Explanations on the modified project:
Due to the need to work from home given the lockdown restrictions and the subsequent consequences of covid-19, the Fellow started working on a purely computational project using ML and NLP techniques (for text and data mining) to find the factors driving the worldwide spread of AMR using available literature. A publication is currently being drafted, and it is at a state close to submission. The Fellow plans to submit by mid-November to the journal PLoS Computational Biology.
This project follows the innovative approach of using NLP techniques to i) develop a pipeline for the text topic classification of scientific articles, in order to obtain those AMR reports with epidemiological impact, and ii) perform feature importance and model explanatory analyses to identify the features driving the publication of reports of AMR infections by the different countries.
To perform the originally planned project, the Fellow took a training on Data Science. This training was useful for her to instead develop this alternative project during the lockdown. In regards to transfer of knowledge, the Fellow has contributed to the development of other projects in the van Schaik group, by providing useful input and feedback to her colleagues during the weekly meetings that Prof van Schaik holds with his group. Due to her data science training, she also established connections with Dr Johnson, from the School of Mathematics, UoB, who invited her to deliver a talk to the PhD math students as part of their seminar series ""Applied Mathematics"".
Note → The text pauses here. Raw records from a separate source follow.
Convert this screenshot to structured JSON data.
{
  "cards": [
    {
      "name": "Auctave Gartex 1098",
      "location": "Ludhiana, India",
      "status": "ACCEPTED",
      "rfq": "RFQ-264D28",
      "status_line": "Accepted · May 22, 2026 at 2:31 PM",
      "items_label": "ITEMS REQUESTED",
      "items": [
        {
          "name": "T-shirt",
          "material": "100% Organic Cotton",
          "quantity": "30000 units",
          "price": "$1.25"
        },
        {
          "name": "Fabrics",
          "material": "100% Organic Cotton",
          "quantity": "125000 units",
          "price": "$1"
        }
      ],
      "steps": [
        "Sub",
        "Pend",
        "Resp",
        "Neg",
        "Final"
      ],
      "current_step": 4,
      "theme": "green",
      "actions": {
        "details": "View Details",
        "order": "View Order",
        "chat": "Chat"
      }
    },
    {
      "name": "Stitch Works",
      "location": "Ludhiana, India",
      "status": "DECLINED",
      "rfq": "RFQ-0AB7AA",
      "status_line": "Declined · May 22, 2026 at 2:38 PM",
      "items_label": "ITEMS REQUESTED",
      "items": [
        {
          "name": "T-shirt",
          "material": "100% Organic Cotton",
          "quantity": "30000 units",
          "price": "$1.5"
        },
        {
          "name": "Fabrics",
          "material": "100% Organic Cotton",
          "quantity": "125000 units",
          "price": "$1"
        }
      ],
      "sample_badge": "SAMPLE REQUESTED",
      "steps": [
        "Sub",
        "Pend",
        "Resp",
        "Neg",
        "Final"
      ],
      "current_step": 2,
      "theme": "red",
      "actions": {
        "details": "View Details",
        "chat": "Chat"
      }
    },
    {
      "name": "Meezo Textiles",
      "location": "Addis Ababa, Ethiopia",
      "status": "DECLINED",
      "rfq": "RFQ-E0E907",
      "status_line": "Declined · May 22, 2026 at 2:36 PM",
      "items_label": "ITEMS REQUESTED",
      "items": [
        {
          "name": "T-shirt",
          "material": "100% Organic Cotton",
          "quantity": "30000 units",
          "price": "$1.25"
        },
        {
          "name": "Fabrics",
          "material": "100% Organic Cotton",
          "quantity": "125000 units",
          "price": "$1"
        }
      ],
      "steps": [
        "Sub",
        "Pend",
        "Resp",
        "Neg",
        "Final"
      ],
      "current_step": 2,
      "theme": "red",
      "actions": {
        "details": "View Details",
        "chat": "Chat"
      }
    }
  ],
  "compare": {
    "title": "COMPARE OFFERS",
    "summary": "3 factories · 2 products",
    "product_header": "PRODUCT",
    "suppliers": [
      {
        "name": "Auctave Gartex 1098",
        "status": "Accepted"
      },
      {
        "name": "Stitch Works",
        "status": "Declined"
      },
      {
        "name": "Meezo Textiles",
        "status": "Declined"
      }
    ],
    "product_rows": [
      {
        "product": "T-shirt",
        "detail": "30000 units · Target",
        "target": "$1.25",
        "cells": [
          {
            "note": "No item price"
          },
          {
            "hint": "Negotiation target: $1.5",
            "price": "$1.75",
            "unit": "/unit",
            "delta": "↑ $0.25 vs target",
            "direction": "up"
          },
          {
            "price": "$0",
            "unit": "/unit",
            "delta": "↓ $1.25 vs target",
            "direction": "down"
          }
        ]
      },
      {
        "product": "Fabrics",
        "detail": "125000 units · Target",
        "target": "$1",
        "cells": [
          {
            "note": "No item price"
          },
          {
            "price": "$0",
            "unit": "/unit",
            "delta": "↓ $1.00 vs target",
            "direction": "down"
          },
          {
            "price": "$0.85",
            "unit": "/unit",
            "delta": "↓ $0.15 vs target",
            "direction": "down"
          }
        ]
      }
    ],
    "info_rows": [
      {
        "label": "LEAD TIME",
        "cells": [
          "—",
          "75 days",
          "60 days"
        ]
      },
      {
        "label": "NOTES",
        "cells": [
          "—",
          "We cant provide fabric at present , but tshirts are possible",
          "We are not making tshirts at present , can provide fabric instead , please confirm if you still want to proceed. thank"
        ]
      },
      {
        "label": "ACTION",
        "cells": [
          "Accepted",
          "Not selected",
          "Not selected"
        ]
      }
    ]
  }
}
Also, with the help of Prof. van Schaik, she established contact with researchers from the School of Computer Science, UoB, who agreed to be her collaborators for a Fellowship application she drafted and submitted to the Royal Society (University Research Fellowship).
The Fellow was involved in performing most of the analyses of the project and in establishing collaboration with Dr Moradigaravand, Center for Computational Biology, UoB, co-author in this paper.
In more general terms, the Fellow was smoothly integrated into the host group and received significant support for the development of her research and training. Dr Zepeda held bi-weekly one-to-one meetings with her supervisor to discuss the results of her project, and she managed the financial aspects of her Fellowship with the support of the administrative staff of IMI UoB."